Sabores de altura: Altitude Restaurant

Esa noche, la ciudad de Sydney se desplegaba bajo mis pies como una joya encendida. Un horizonte de luces temblorosas, puentes colosales y velas blancas danzando sobre el agua me acompañaba mientras ascendía por el corazón del Shangri-La, buscando una experiencia que supiera a poesía. Altitude Restaurant me recibió como se recibe a quien ha venido de lejos a encontrarse con la belleza: con sutileza, con respeto, con asombro.

Desde la ventana, el mundo parecía contenido en un cuadro en movimiento: la Ópera como una flor de mármol sobre la bahía, el Harbour Bridge como un trazo de acero que une más que orillas. Pero adentro, el viaje apenas comenzaba. El menú era una carta de amor a la tierra australiana. Cada plato narraba un paisaje, un gesto humano, una historia de respeto por lo que nace y se transforma. Probé un filete de coral trout, pescado uno a uno en las aguas de Queensland, cuyo sabor era tan limpio y honesto como el océano de donde venía. El cordero de Gundagai, libre y silvestre, llevaba en su ternura la memoria de campos abiertos y pastores atentos.

Ideal para una enófila como yo, los vinos fueron protagonistas. Cada copa contaba con un origen, una vendimia, una intención. Pequeños productores, botellas raras, tintos que sabían a tierra caliente y blancos que recordaban la brisa de Tasmania.
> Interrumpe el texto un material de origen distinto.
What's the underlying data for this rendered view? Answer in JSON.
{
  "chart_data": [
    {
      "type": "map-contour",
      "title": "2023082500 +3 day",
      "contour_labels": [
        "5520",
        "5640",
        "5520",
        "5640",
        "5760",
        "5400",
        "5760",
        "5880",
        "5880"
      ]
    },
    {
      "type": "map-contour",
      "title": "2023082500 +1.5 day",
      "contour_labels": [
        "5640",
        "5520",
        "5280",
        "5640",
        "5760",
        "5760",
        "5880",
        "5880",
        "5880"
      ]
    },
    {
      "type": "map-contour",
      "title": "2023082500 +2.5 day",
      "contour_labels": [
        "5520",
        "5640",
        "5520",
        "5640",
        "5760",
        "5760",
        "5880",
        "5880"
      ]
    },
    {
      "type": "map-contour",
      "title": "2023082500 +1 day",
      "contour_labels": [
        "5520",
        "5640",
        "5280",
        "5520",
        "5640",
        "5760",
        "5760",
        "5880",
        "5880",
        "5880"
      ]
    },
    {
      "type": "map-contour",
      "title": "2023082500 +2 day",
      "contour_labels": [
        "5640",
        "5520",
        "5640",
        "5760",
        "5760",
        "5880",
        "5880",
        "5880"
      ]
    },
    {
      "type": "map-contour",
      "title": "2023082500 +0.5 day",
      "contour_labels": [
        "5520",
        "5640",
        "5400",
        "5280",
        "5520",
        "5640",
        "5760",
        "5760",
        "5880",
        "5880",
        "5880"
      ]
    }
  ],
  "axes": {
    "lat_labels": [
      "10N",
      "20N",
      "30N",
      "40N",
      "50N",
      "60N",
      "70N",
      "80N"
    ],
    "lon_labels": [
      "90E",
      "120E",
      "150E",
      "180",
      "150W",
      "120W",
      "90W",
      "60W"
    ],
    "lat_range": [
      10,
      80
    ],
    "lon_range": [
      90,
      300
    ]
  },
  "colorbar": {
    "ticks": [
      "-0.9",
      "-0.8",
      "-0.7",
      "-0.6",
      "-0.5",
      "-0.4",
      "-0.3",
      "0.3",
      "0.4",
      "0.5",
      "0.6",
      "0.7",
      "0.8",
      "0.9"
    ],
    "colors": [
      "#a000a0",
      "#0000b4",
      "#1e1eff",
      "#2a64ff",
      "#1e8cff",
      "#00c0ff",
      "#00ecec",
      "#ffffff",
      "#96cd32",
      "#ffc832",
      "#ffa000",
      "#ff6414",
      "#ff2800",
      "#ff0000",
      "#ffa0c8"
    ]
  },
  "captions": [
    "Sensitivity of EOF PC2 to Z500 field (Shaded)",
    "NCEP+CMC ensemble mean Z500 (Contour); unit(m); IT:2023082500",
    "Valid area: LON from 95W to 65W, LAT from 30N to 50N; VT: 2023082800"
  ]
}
Los sommeliers, con discreción de poetas, sabían cuándo hablar y cuándo dejar que el silencio dijera “salud”.

Despúes, ascendí aún más, hasta el Blu Bar on 36. Allí, el cielo parecía entrar por las paredes de vidrio y la noche se convertía en una fiesta suspendida. La barra brillaba como una promesa líquida. El bartender, un alquimista moderno, me preparó un cóctel que era mitad océano y mitad bosque. Un trago profundo, con ginebra local y un toque de eucalipto que se quedaba en la lengua como una canción. El ambiente era elegante sin pretensiones, con ese magnetismo que solo tienen los lugares donde todos —locales y viajeros— se sienten parte de algo.

Detrás de cada sorbo, Sydney latía. Las luces en el agua, los reflejos dorados sobre la bahía, las risas suaves que rebotaban en las paredes como si también quisieran quedarse. Aquel momento suspendido entre sabores, alturas y miradas fue una especie de milagro cotidiano. Altitude y Blu Bar son puertas abiertas al alma de una ciudad que sabe mirar, ofrecer y sorprender.

Shangri-La Sydney es un santuario suspendido entre cielo y mar, donde cada detalle parece haber sido pensado para acariciar los sentidos. Su arquitectura elegante se funde con la silueta urbana sin robar protagonismo, pero una vez dentro, el tiempo se ralentiza. En cada rincón del Shangri-La, Sydney se transforma en un poema vertical que se vive desde lo alto, con los ojos abiertos y el alma dispuesta a soñar.